Rien ne m'appartient.
Contraintes : 100 façons de... tenir à quelqu'un
Fandom de la semaine : Blacklist
Mot du jour : Maison
Foire aux personnages : Raymond Reddington
Pairing : RaymondxAram
Rating : K
Samar était partie.
Et Aram était inconsolable.
C'était pourtant pour le mieux, elle n'avait pas eu le choix, il avait fallu qu'elle parte. Pour sauver sa vie.
Mais cela ne changeait rien au cœur brisé du jeune analyste. Il l'avait aimée - l'aimait toujours s'il voulait être honnête avec lui-même - de tout son cœur, de toute son âme, et ce depuis le premier instant, et maintenant elle n'était plus là. Maintenant, elle ne serait plus jamais là. Maintenant, il était seul. Seul avec ses souvenirs et les morceaux d'un amour mort à peine né. Il était désemparé, démuni, n'avait aucune idée de ce qu'il était censé faire à présent, de comment reprendre son existence là où il l'avait laissée avant de rencontrer sa collègue. Parce que cela remontait à si loin, comment s'en souvenir ? Comment avoir encore envie de ce passé désolé après avoir connu les élans de la passion, après avoir embrassé le sourire de Samar Navabi ?

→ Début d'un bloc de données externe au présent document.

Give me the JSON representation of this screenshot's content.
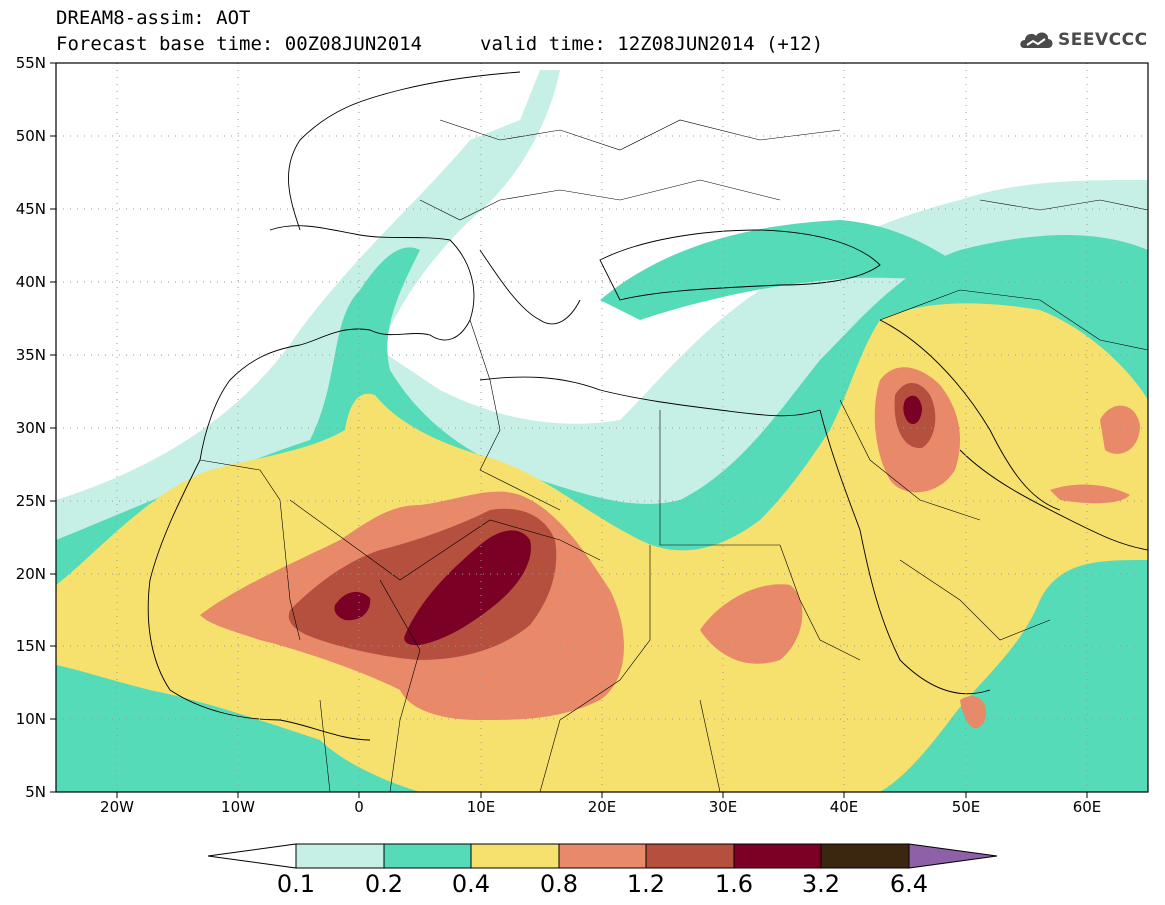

C'était tout bonnement impensable. Inconcevable. Terrifiant.
Et il ne connaissait qu'un seul endroit où aller dans pareilles circonstances. Qu'une seule personne capable de l'aider. De l'aider vraiment, qui connaissait toute l'histoire, qui connaissait toute l'étendue de son désespoir.
Il était un peu plus de vingt-trois heures et, s'il n'avait pas été aussi abattu, il se serait raisonné et serait rentré chez lui. Après tout, on ne débarquait pas à l'improviste chez les gens à une heure aussi indécente.
Mais, justement, il était plus qu'abattu et ce fut presque sur un fantôme que Raymond Reddington ouvrit la porte. Il ne parut pas surpris le moins du monde, ne fit même pas mine de s'étonner, il ne dit pas un mot en vérité. Il le considéra rapidement, s'écarta pour le laisser entrer et ferma à clé derrière lui.
Aram dormirait chez lui. Il était hors de question qu'il passe la nuit seul dans un tel état. Les nuits blanches n'apportaient que plus d'idées noires, il en était parfaitement conscient.
— Du bouillon de légumes, ça vous va ? demanda-t-il simplement après que l'agent du FBI s'était assis à la table de la salle à manger.
— Je n'ai pas très faim, monsieur Reddington.
— Raison de plus pour manger. Les cœurs brisés se réparent avec de la bonne cuisine.
Le menton du jeune homme trembla et il baissa la tête, dissimulant les larmes qui illuminaient son regard sombre. Raymond n'insista pas, remplit deux bols et s'installa à son tour à la table. Il fit glisser un des récipients devant son invité.
— Fait avec amour, bon appétit, dit-il, en français.
Et il se mit à manger.
Et peut-être que c'était la délicieuse odeur qui régnait dans tout l'appartement, peut-être que c'était le naturel et la nonchalance du criminel à son égard, ou peut-être que c'était cette sensation d'être à la maison, il n'en savait rien, mais toujours est-il qu'Aram imita Raymond, sous la surveillance discrète de ce dernier. Ils ne dirent rien lorsque quelques larmes roulèrent silencieusement sur les joues du plus jeune. Parce qu'il n'y avait rien à dire, rien à faire. Juste attendre.
Le temps, aussi cruel soit-il, était bien le seul remède pour soigner une peine de cœur.
Le temps et un bouillon de légumes partagé avec un ami.